On consultera aussi Calvinisme, t. ii, col. 1400, 1406 ; Jansénisme, col. 380 sq. ; 424 sq. ; 431 sq. ; Prédestinatianisme, t. xii, col. 2803 sq.

A. Michel.


VOLTAIRE (François-Marie Arouet de), écrivain français (1694-1778).

I. Vie.
II. Principales œuvres philosophiques et religieuses (col. 3400).
III. Idées (col. 3444).
IV. Influence (col. 3467).

N.-B. Les renvois seront faits à l’édition Moland (cf. col. 3400), le chiffre romain indiquant le volume, le chiffre arabe la page, ces deux chiffres toujours entre parenthèses.


I. Vie.

i. voltaire avant la royauté de ferney.

Voltaire, né à Paris, le 21 novembre 1694, ne fut guère qu’à soixante ans le « roi Voltaire » et ne donna guère avant 1753, comme but suprême à son action, la lutte contre l’Infâme.

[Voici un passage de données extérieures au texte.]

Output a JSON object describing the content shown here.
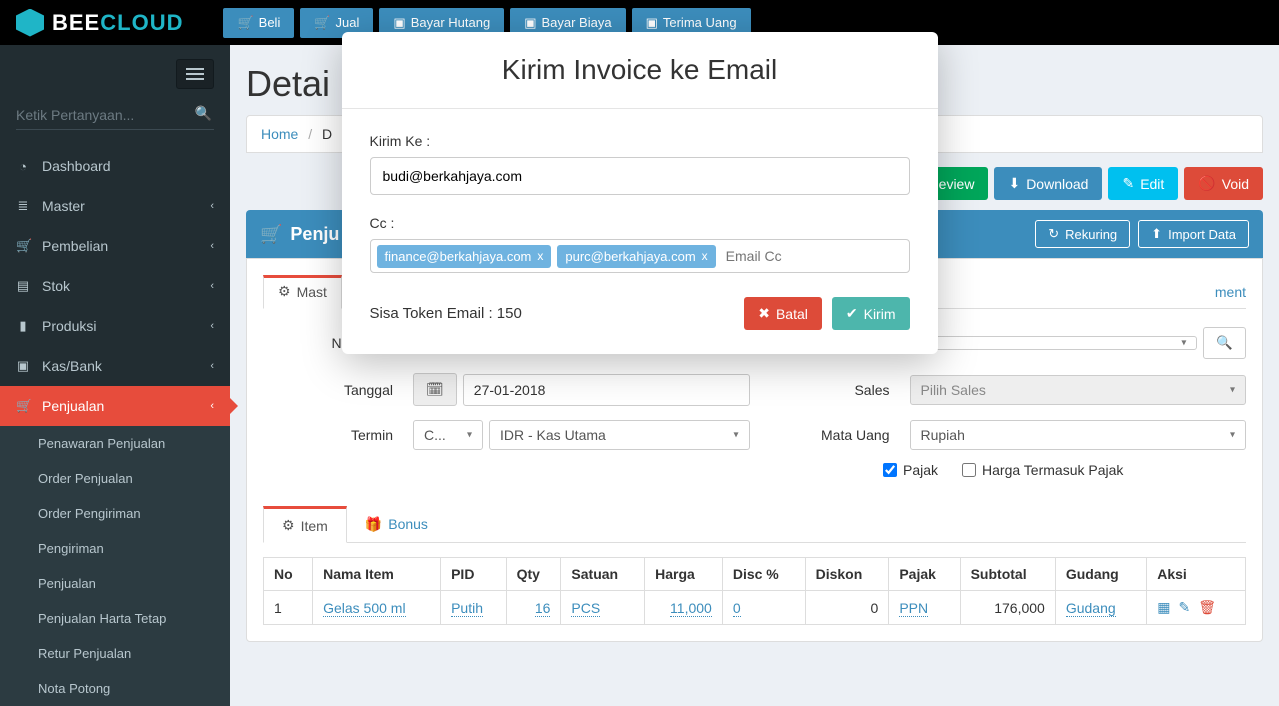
{
  "brand": {
    "name1": "BEE",
    "name2": "CLOUD"
  },
  "topActions": {
    "beli": "Beli",
    "jual": "Jual",
    "bayarHutang": "Bayar Hutang",
    "bayarBiaya": "Bayar Biaya",
    "terimaUang": "Terima Uang"
  },
  "search": {
    "placeholder": "Ketik Pertanyaan..."
  },
  "nav": {
    "dashboard": "Dashboard",
    "master": "Master",
    "pembelian": "Pembelian",
    "stok": "Stok",
    "produksi": "Produksi",
    "kasbank": "Kas/Bank",
    "penjualan": "Penjualan",
    "sub": {
      "penawaran": "Penawaran Penjualan",
      "order": "Order Penjualan",
      "pengirimanOrder": "Order Pengiriman",
      "pengiriman": "Pengiriman",
      "penjualan": "Penjualan",
      "harta": "Penjualan Harta Tetap",
      "retur": "Retur Penjualan",
      "nota": "Nota Potong"
    }
  },
  "page": {
    "title": "Detai"
  },
  "breadcrumb": {
    "home": "Home",
    "sep": "/",
    "current": "D"
  },
  "toolbar": {
    "preview": "eview",
    "download": "Download",
    "edit": "Edit",
    "void": "Void"
  },
  "subToolbar": {
    "rekuring": "Rekuring",
    "import": "Import Data"
  },
  "panel": {
    "title": "Penju"
  },
  "form": {
    "tabs": {
      "master": "Mast",
      "attachment": "ment"
    },
    "fields": {
      "noPenj": "No. Penju",
      "tanggal": "Tanggal",
      "tanggalVal": "27-01-2018",
      "termin": "Termin",
      "terminVal": "C...",
      "kas": "IDR - Kas Utama",
      "sales": "Sales",
      "salesPh": "Pilih Sales",
      "mataUang": "Mata Uang",
      "mataUangVal": "Rupiah",
      "pajak": "Pajak",
      "hargaTermasuk": "Harga Termasuk Pajak"
    }
  },
  "itemTabs": {
    "item": "Item",
    "bonus": "Bonus"
  },
  "table": {
    "head": {
      "no": "No",
      "nama": "Nama Item",
      "pid": "PID",
      "qty": "Qty",
      "satuan": "Satuan",
      "harga": "Harga",
      "discp": "Disc %",
      "diskon": "Diskon",
      "pajak": "Pajak",
      "subtotal": "Subtotal",
      "gudang": "Gudang",
      "aksi": "Aksi"
    },
    "rows": [
      {
        "no": "1",
        "nama": "Gelas 500 ml",
        "pid": "Putih",
        "qty": "16",
        "satuan": "PCS",
        "harga": "11,000",
        "discp": "0",
        "diskon": "0",
        "pajak": "PPN",
        "subtotal": "176,000",
        "gudang": "Gudang"
      }
    ]
  },
  "modal": {
    "title": "Kirim Invoice ke Email",
    "kirimKeLabel": "Kirim Ke :",
    "kirimKeVal": "budi@berkahjaya.com",
    "ccLabel": "Cc :",
    "ccTags": [
      "finance@berkahjaya.com",
      "purc@berkahjaya.com"
    ],
    "ccPlaceholder": "Email Cc",
    "tokenText": "Sisa Token Email : 150",
    "batal": "Batal",
    "kirim": "Kirim"
  }
}
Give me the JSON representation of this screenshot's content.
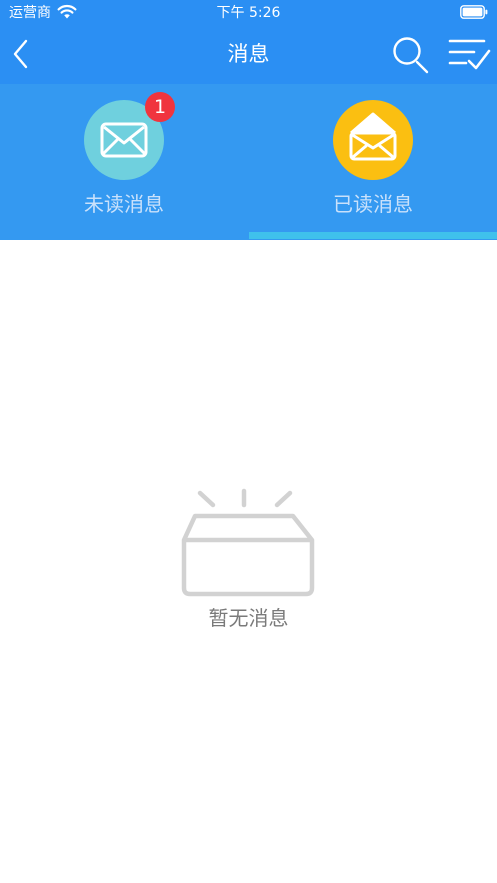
{
  "status_bar": {
    "carrier": "运营商",
    "time": "下午 5:26"
  },
  "nav": {
    "title": "消息"
  },
  "tabs": [
    {
      "label": "未读消息",
      "badge": "1",
      "selected": false
    },
    {
      "label": "已读消息",
      "selected": true
    }
  ],
  "empty_state": {
    "text": "暂无消息"
  },
  "colors": {
    "header_bg": "#2b8ff3",
    "tabs_bg": "#3499f1",
    "unread_circle": "#6fd0de",
    "read_circle": "#fbbf11",
    "badge": "#f0343e",
    "tab_indicator": "#3fc1ec"
  }
}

Jusqu’au séjour en Angleterre (1694-1726).

Rien dans sa famille ne prédestinait à sa royauté littéraire antichrétienne François-Marie Arouet, qui prendra, en 1718, le nom de Voltaire, anagramme d’Arouet l(e) j(eune). De cette bourgeoisie qui tendait à la noblesse de robe, son père, notaire au Châtelet, puis, en 1701, payeur aux épices, puis receveur à la Chambre des comptes, voulait faire de lui un avocat au Parlement. Il avait confié aux jansénistes de Saint-Magloire son fils aîné, Armand ; il confia le cadet — pourquoi ce revirement ? — aux jésuites de Louis-le-Grand. Sur la famille de Voltaire, cf. Desnoiresterres, Voltaire…, t. i, Paris, 1871 et G. Chardonchamp, La famille de Voltaire. Les Arouet, in-8°, Paris, 1911. Les jésuites donnèrent à cet élève bien doué une forte culture littéraire, qui fit sa puissance. Dans leur collège, il connut aussi des amis, qui lui rendirent de grands services à des moments difficiles : d’Argental, les deux d’Argenson, Cideville. Mais ses maîtres ne réussirent pas à lui infuser une foi à toute épreuve. Quelle formation religieuse eût tenu devant l’éducation que recevait, en dehors du collège, le jeune Arouet de son parrain, l’abbé de Châteauneuf, qui l’introduisait alors chez Ninon de Lenclos, et dans la société des vieux libertins du Temple ? Cf. Rationalisme, t. xiii, col. 733. Si le P. Lejay ne tint pas à Voltaire le propos connu : « Tu seras l’étendard du déisme en France », du moins, ses maîtres le qualifièrent d’insignis nebulo. L’intérêt aidant, Voltaire se montra reconnaissant à leur égard. Mais « il dira les pires choses en leur temps, sur la Société de Jésus, son esprit de corps, son orgueil, son esprit de domination ». J.-R. Carré, Voltaire philosophe, i, L’homme et l’œuvre, dans Revue des cours et conférences, 30 avril 1938, p. 103 ; et il applaudira à leur suppression.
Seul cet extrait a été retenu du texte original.